Это понятно — кому понравится, когда на твоём корабле, в твоём доме, вот так свободно проявляются ростки ереси. И не тонкие, в виде шепотков по углам, а самые что ни на есть взросшие, чьи ветви уже отяжелены плодами мятежа, спелыми и готовыми наполнить весь корабль своими тяжкими эманациями.

— Уже иду, добрый брат, — поклонившись, подхватываю с койки огнемёт: — Мир тебе, воин света. И да прибудет вера…

— Прибудет! — Коротко хохотнув он хватает меня за шейный вырез брони: — Конечно ж прибудет, жрец! Куды ж она денется-то?

По понятным причинам ответить не могу — не очень-то сподручно говорить, когда тебя как куклу, нет, как раба за шейную колодку, тянет за собой сильная рука.


К счастью наше совместное путешествие длится недолго.

Поставив меня перед створками лифта, брат Модест отступает назад с видом человека, выполнившего тяжёлую и край как неприятную, работу.

— Лифт сейчас будет, куда идти, что делать — знаешь.
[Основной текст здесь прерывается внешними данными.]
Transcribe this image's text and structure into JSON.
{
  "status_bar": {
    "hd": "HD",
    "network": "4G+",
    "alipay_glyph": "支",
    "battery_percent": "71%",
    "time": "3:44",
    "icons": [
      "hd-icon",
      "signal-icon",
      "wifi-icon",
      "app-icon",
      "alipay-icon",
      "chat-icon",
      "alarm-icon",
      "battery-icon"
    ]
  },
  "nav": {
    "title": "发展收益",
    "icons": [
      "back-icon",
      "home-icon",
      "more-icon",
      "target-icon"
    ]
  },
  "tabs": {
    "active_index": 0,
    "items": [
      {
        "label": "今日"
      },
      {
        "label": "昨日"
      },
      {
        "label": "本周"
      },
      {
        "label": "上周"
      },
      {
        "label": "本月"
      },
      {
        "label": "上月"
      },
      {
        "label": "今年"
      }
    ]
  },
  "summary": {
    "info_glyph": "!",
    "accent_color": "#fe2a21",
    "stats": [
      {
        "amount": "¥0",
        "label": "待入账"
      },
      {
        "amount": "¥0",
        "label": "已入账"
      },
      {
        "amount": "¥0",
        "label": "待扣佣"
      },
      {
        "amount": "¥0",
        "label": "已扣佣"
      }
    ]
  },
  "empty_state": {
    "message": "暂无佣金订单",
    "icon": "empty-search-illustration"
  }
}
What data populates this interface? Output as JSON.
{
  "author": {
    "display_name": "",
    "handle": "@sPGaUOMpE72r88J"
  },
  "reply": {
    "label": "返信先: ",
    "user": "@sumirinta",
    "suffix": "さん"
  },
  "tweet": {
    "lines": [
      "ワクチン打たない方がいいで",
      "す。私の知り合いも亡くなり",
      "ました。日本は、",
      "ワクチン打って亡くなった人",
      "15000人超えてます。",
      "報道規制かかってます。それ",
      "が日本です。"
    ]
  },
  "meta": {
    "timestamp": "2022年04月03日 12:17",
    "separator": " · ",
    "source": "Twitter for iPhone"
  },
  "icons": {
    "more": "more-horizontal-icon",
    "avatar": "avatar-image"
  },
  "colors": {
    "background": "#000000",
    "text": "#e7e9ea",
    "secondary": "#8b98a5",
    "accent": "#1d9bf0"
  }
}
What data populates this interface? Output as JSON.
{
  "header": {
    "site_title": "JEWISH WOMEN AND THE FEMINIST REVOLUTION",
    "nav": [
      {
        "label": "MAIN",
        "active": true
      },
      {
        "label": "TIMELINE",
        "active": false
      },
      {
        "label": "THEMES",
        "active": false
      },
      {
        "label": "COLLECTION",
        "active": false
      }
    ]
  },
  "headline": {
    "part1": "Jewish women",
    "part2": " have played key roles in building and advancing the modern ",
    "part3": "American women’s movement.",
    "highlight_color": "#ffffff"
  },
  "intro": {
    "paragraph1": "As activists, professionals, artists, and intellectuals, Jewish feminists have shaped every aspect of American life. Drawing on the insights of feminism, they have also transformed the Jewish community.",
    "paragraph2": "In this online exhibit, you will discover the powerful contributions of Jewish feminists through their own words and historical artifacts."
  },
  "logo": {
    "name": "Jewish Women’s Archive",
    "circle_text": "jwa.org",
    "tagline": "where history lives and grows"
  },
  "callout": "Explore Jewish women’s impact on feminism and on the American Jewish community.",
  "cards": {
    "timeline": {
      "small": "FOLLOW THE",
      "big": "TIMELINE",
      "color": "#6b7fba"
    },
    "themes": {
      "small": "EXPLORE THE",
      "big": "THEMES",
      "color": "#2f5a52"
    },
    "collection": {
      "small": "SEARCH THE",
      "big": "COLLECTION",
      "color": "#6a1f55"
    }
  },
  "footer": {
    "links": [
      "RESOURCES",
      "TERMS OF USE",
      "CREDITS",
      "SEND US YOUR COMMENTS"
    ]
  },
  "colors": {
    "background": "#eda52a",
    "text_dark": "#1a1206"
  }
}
Створки лифта, подтверждая его слова, начинают раскрываться и я, спеша уберечься от вполне вероятного пинка, шагаю внутрь.

— Эээ? Инквизик? — Слыша такой непочтительный оклик, разворачиваюсь, но вместо ожидаемой насмешки обнаруживаю на лице Модеста удивление:

— А ты чего без… — не договорив он щёлкает себя пальцем по лбу и морщится — удар выходит на славу.

— Длань Его, да отведёт опасности с пути моего. Дыхание его, да сметёт…

— Во псих! Куды ж без каски-то?

Сомкнувшиеся створки отсекают брата от меня, и я продолжаю, радуясь возможности завершить молитву:

— Да сметёт врагов с пути моего. Взор Твой, солнцам подобный выжжет обман и морок, а…

Короткий толчок и створки вновь приходят в движение.

Что? Уже? Я думал, что лифт минут пять ползти будет, а тут вон оно как.

— А ересь, убоявшись оружия твоего, коим стану я, волю Твою исполняющий, огнём гнева Златого, да вычищена будет! — Быстро завершив молитву делаю шаг из лифта и его створки, лязгнув у меня за спиной, словно служат сигналом для множества неясных силуэтов, возникающих в конце коридора.